Thousands of times was the law glaringly violated yet the magnates were at all times safe from prosecution. Periodically the Government would make a pretense of subjecting them to an inquiry, but in no serious sense were they interfered with. These investigations all have shown that the railroads first crushed out the small operators by a conspiracy of rates, blockades and reprisals, and then by a juggling process of stocks and bonds, bought in the mines with the expenditure of scarcely any actual money. Having done this they formed a monopoly and raised prices which, in law, was a criminal conspiracy. The same weapons destructively used against the small coal operators years ago are still being employed against the few independent companies remaining in the coal fields, as was disclosed, in 1908, in the suit of the Government to dissolve the workings of the various railroad companies in the anthracite coal combination. [Footnote: See testimony brought out before Charles H. Guilbert, Examiner appointed by the United States District Court in Philadelphia. The Government's petition charged the defendants with entering into a conspiracy contrary to the letter and the spirit of the Sherman act.]
THE HUGE PROFITS FROM THE COAL MINES.
No one knows or can ascertain the exact profits of the Vanderbilts and of other railroad owners from their control of both the anthracite, and largely the bituminous, coal mines. As has been noted, the railroad magnates cloud their trail by operating through subsidiary companies. That their extortions reach hundreds of millions of dollars every year is a patent enough fact.

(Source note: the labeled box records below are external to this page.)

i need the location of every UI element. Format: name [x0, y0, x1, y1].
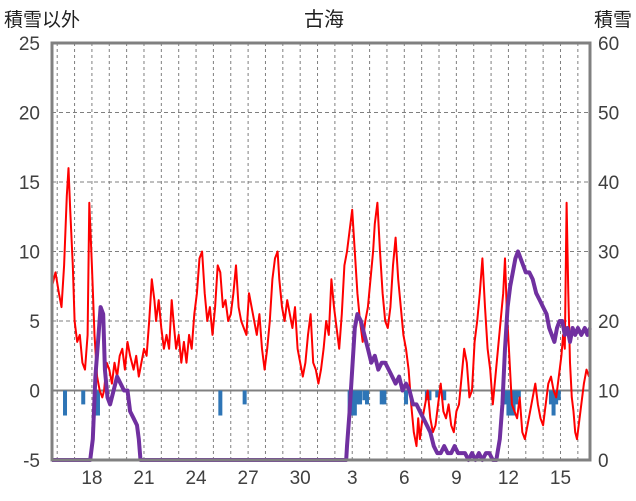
snow-depth-line — [52, 249, 592, 462]
precipitation-bar — [242, 390, 247, 405]
precipitation-bar — [362, 390, 367, 401]
x-tick-label: 15 — [550, 468, 571, 489]
precipitation-bar — [63, 390, 68, 416]
left-axis-label: 積雪以外 — [4, 9, 80, 31]
x-tick-label: 21 — [133, 468, 154, 489]
precipitation-bar — [514, 390, 519, 405]
left-tick-label: 20 — [19, 104, 40, 125]
precipitation-bar — [516, 390, 521, 398]
precipitation-bar — [355, 390, 360, 405]
left-tick-label: 0 — [29, 382, 40, 403]
temperature-line — [51, 167, 591, 448]
precipitation-bar — [352, 390, 357, 416]
plot-frame — [50, 41, 592, 462]
left-tick-labels: 25 20 15 10 5 0 -5 — [19, 34, 40, 472]
precipitation-bar — [442, 390, 447, 401]
right-tick-label: 50 — [598, 104, 619, 125]
precipitation-bar — [503, 390, 508, 405]
precipitation-bar — [435, 390, 440, 398]
precipitation-bar — [382, 390, 387, 405]
right-axis-label: 積雪 — [594, 9, 632, 31]
precipitation-bar — [551, 390, 556, 416]
precipitation-bar — [350, 390, 355, 416]
right-tick-labels: 60 50 40 30 20 10 0 — [598, 34, 619, 472]
right-tick-label: 40 — [598, 173, 619, 194]
x-tick-label: 6 — [399, 468, 410, 489]
right-tick-label: 30 — [598, 243, 619, 264]
x-tick-label: 18 — [81, 468, 102, 489]
x-tick-label: 3 — [347, 468, 358, 489]
left-tick-label: 10 — [19, 243, 40, 264]
precipitation-bar — [379, 390, 384, 405]
x-tick-label: 24 — [185, 468, 207, 489]
left-tick-label: 25 — [19, 34, 40, 55]
precipitation-bar — [548, 390, 553, 405]
right-tick-label: 20 — [598, 312, 619, 333]
right-tick-label: 60 — [598, 34, 619, 55]
precipitation-bar — [427, 390, 432, 401]
precipitation-bar — [556, 390, 561, 401]
right-tick-label: 10 — [598, 382, 619, 403]
precipitation-bar — [511, 390, 516, 416]
precipitation-bar — [81, 390, 86, 405]
x-tick-label: 27 — [238, 468, 259, 489]
right-tick-label: 0 — [598, 451, 609, 472]
x-tick-label: 12 — [498, 468, 519, 489]
precipitation-bar — [218, 390, 223, 416]
x-tick-label: 9 — [451, 468, 462, 489]
x-tick-label: 30 — [290, 468, 311, 489]
plot-area — [51, 167, 592, 462]
precipitation-bar — [506, 390, 511, 416]
left-tick-label: 15 — [19, 173, 40, 194]
precipitation-bar — [358, 390, 363, 405]
left-tick-label: 5 — [29, 312, 40, 333]
precipitation-bar — [404, 390, 409, 405]
precipitation-bar — [95, 390, 100, 416]
chart-title: 古海 — [304, 7, 344, 31]
x-tick-labels: 18 21 24 27 30 3 6 9 12 15 — [81, 468, 571, 489]
left-tick-label: -5 — [23, 451, 40, 472]
precipitation-bar — [364, 390, 369, 405]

Some of the accompaniments of this process of extortion have been referred to;— the confiscation, on the one hand, of the labor of the whole consuming population by taxing from them more and more of the products of their labor by repeated increases in the price of coal, and, on the other, the confiscation of the labor of the several hundred thousand miners who are compelled to work for the most precarious wages, and in conditions worse, in some respects, than chattel slavery.

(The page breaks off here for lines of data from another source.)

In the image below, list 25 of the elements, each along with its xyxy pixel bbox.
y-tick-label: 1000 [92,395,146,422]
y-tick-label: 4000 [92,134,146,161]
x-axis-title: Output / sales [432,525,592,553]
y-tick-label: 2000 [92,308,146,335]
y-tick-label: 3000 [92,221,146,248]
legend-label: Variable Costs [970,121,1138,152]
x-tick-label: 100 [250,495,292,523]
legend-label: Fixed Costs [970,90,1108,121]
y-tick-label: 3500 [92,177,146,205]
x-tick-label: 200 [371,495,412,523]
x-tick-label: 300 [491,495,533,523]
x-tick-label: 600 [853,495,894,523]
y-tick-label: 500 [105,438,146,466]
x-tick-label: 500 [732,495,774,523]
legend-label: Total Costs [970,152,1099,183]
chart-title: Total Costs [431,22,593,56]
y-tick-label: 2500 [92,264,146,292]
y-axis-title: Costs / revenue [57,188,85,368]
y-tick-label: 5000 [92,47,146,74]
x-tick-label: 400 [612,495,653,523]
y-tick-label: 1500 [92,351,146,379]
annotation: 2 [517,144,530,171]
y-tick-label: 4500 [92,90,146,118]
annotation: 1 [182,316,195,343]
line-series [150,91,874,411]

But not alone is labor confiscated. Life is also immolated. The yearly sacrifice of life in the coal mines of the United States is steadily growing. The report for 1908 of the United States Geological Survey showed that 3,125 coal miners were killed by accidents in the current year, and that 5,316 were injured. The number of fatalities was 1,033 more than in 1906. "These figures," the report explains, "do not represent the full extent of the disasters, as reports were not received from certain States having no mine inspectors." Side by side with these appalling figures must be again brought out the fact adverted to already: that the owners of the coal mines have at all times violently opposed the passage of laws drafted to afford greater safeguard for life in the working of the mines. Being the owners, at the same time, of the railroads, their opposition in that field to life-saving improvements has been as consistent.